Comparison of linearization techniques
Although feedforward technology has been an accepted industry linearization standard for power amplifiers over the past few years (and remains suitable for many PA applications), the demands of 3G standards drive the requirement for more advanced technology in this area. A comparison of linearization techniques suitable for 3G W-CDMA power amplifier applications is shown in Figure 5 below. This clearly demonstrates the benefits in terms of the linearity and associated efficiency performance, module size and cost implications where APL provides the stand-alone linearizer function within the power amplifier.
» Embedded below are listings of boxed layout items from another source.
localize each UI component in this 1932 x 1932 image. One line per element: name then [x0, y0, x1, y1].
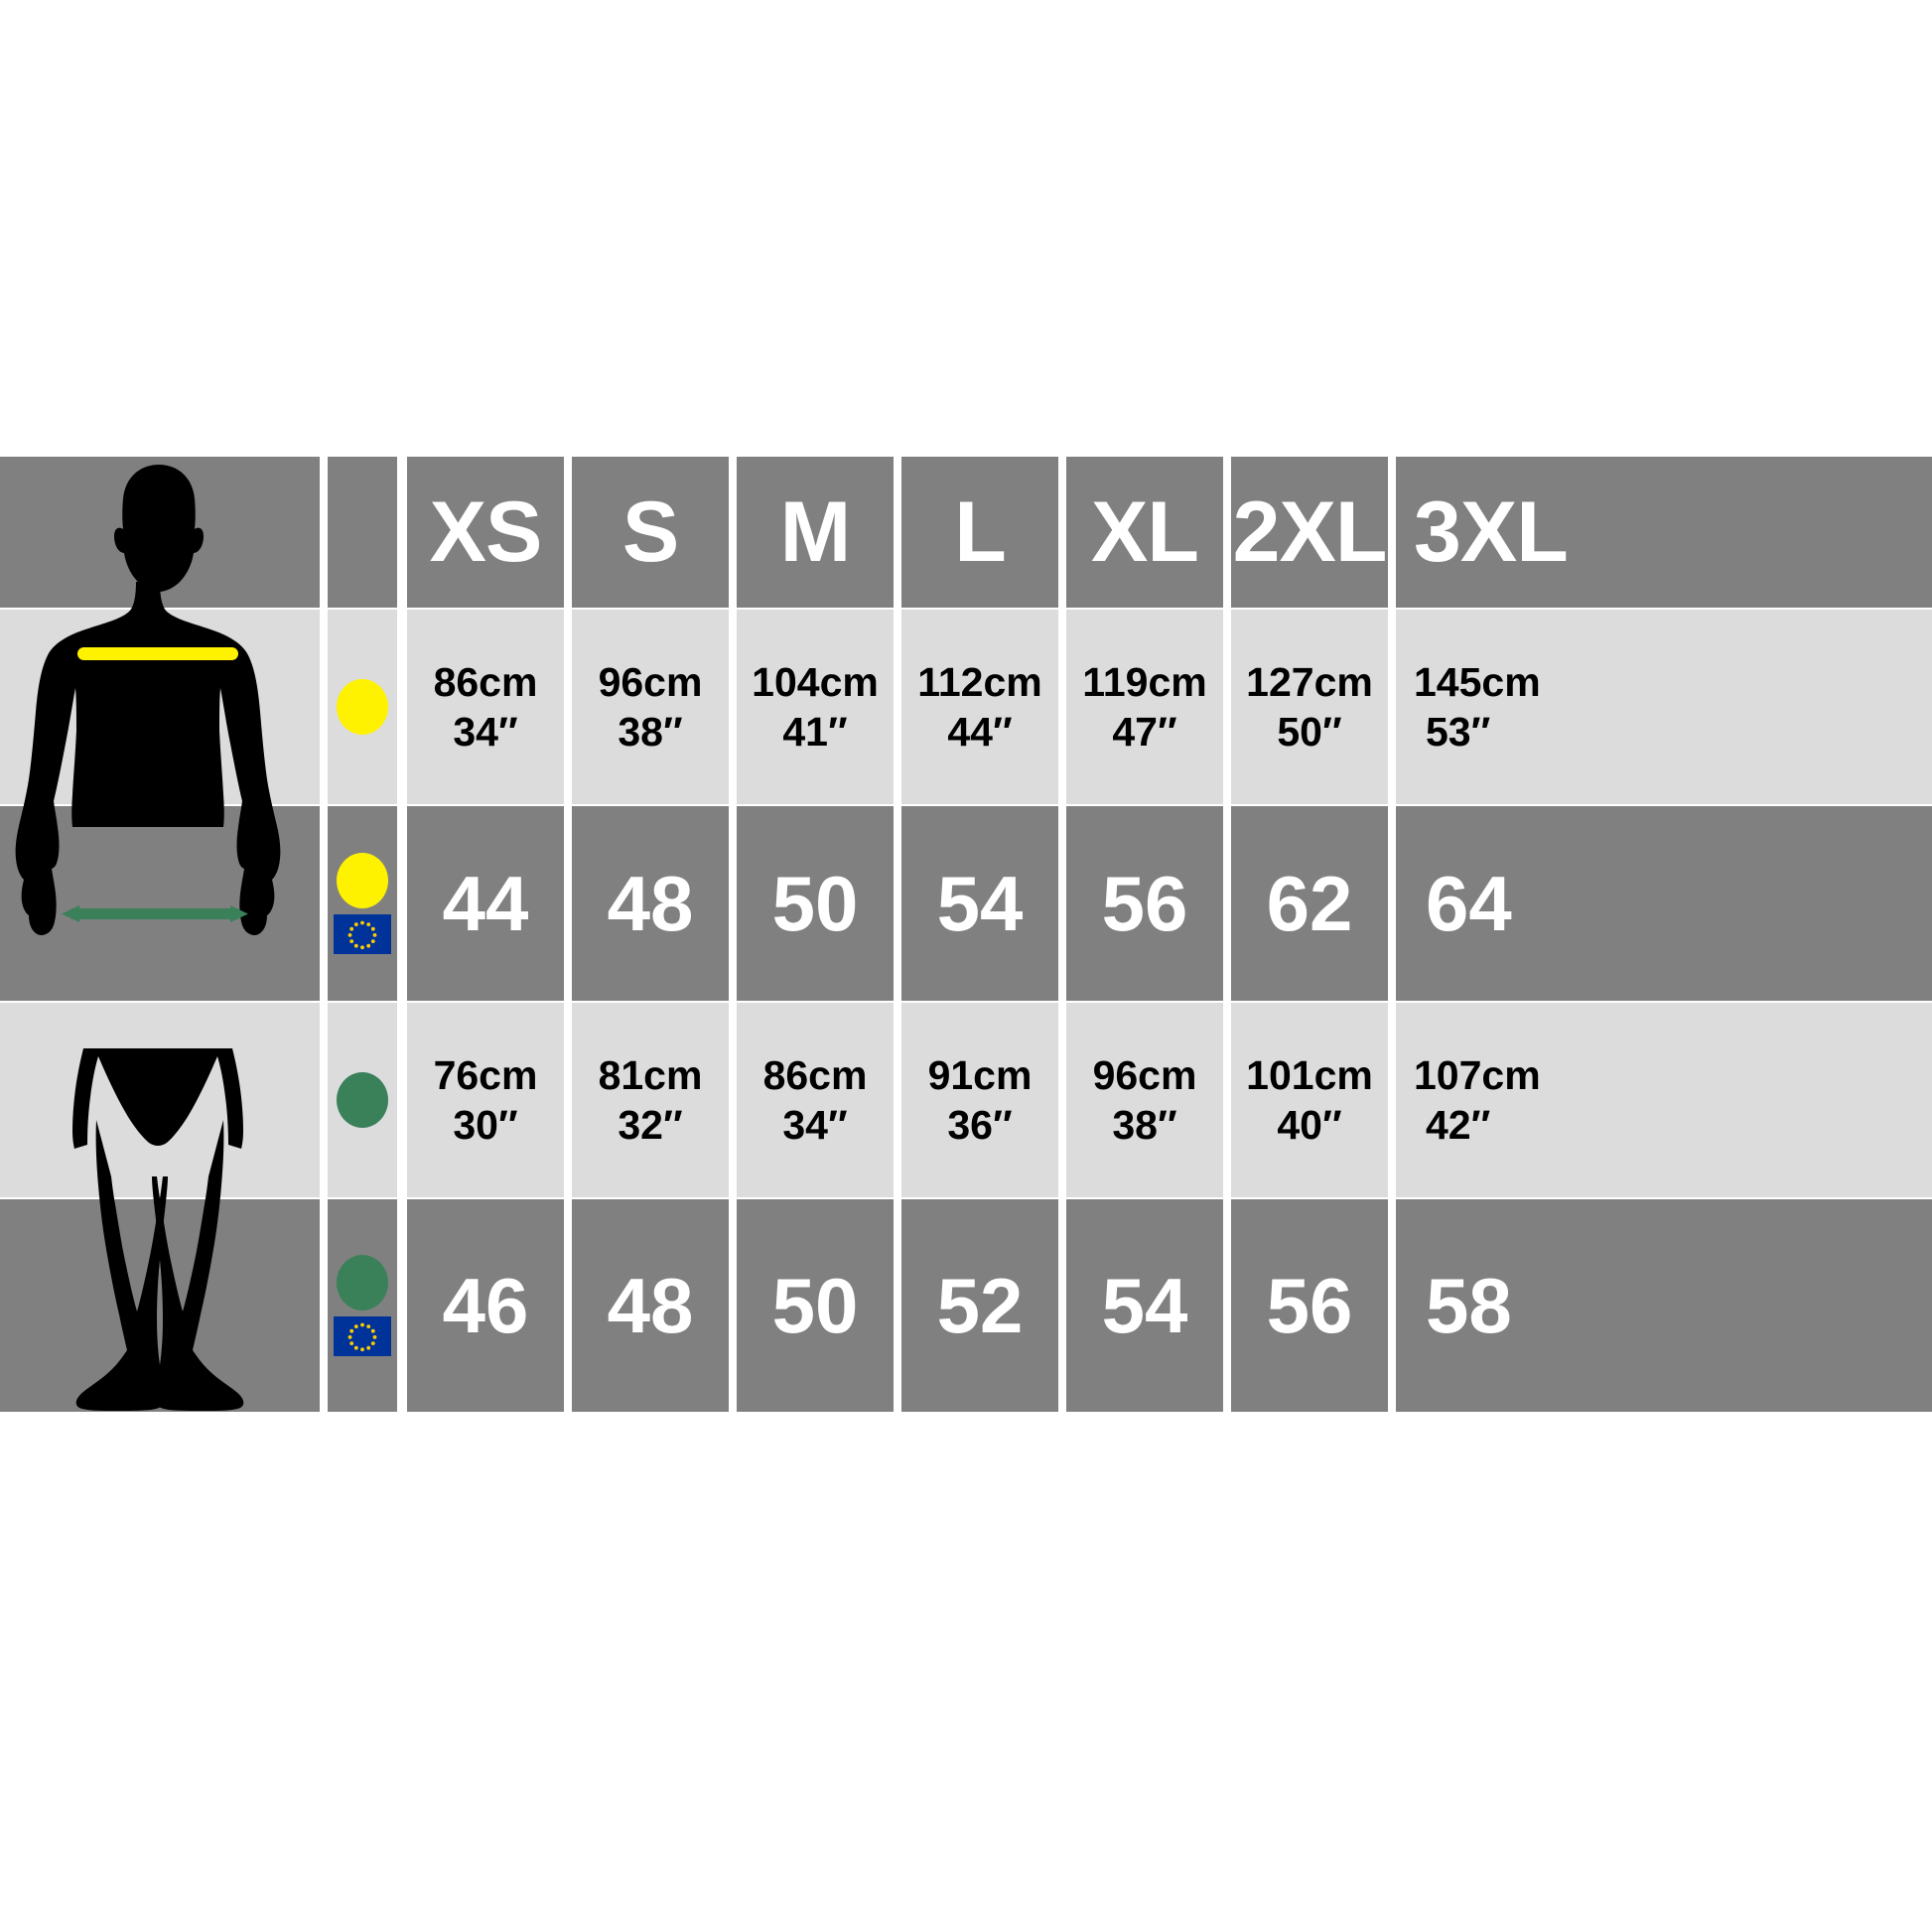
size-chart-table: XS S M L XL 2XL 3XL 86cm 34″ 96cm 38″ 10… — [0, 457, 1932, 1412]
chest-3xl-inch: 53″ — [1426, 709, 1491, 755]
icon-cell-chest-eu — [328, 806, 397, 1001]
chest-xl-cm: 119cm — [1082, 658, 1207, 705]
waist-xs-inch: 30″ — [453, 1102, 518, 1148]
header-size-2xl: 2XL — [1231, 457, 1388, 608]
eu-flag-icon — [334, 1316, 391, 1356]
cell-chest-eu-xl: 56 — [1066, 806, 1223, 1001]
chest-l-cm: 112cm — [917, 658, 1042, 705]
cell-waist-l: 91cm 36″ — [901, 1003, 1058, 1197]
chest-xl-inch: 47″ — [1112, 709, 1177, 755]
cell-chest-3xl: 145cm 53″ — [1396, 610, 1932, 804]
chest-s-inch: 38″ — [618, 709, 683, 755]
header-size-xs: XS — [407, 457, 564, 608]
waist-xl-cm: 96cm — [1092, 1051, 1197, 1098]
cell-waist-eu-l: 52 — [901, 1199, 1058, 1412]
cell-chest-s: 96cm 38″ — [572, 610, 729, 804]
waist-l-inch: 36″ — [947, 1102, 1013, 1148]
cell-waist-m: 86cm 34″ — [737, 1003, 894, 1197]
header-size-xl: XL — [1066, 457, 1223, 608]
male-body-silhouette-icon — [15, 465, 281, 1411]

Figure 5: Comparison of 3G LPA linearization techniques

The primary drivers in the development of linear power amplifiers for 3G W-CDMA base stations are cost, size and efficiency. At the same time, base stations must maintain maximum flexibility in terms of network planning in order to ensure coverage and capacity capability is maximised. There is an overriding demand from both infrastructure suppliers and mobile network operators alike to reduce real estate requirements and operating costs in order to maximise revenue; LPA products are seen to be a key enabler for the next generation of base station architecture.

Additionally, the 3G standards currently dictate that a linearized PA is an essential element in 3G W-CDMA base stations. Emerging linearization technology for power amplifiers, as described above, will allow 3G base stations to meet the requirements of standards organisations, wireless OEMs and operators as the industry faces the challenge of developing and deploying third generation networks.

About the Author:
Mark Woodgate is a product engineer with WSI at their Bristol, UK facility. WSI focuses on design, development, and manufacture of linear RF components and sub-systems. Prior to joining WSI in 1999, Woodgate worked with Nokia as a senior base station engineer and Lucent Technologies as a BTS product manager.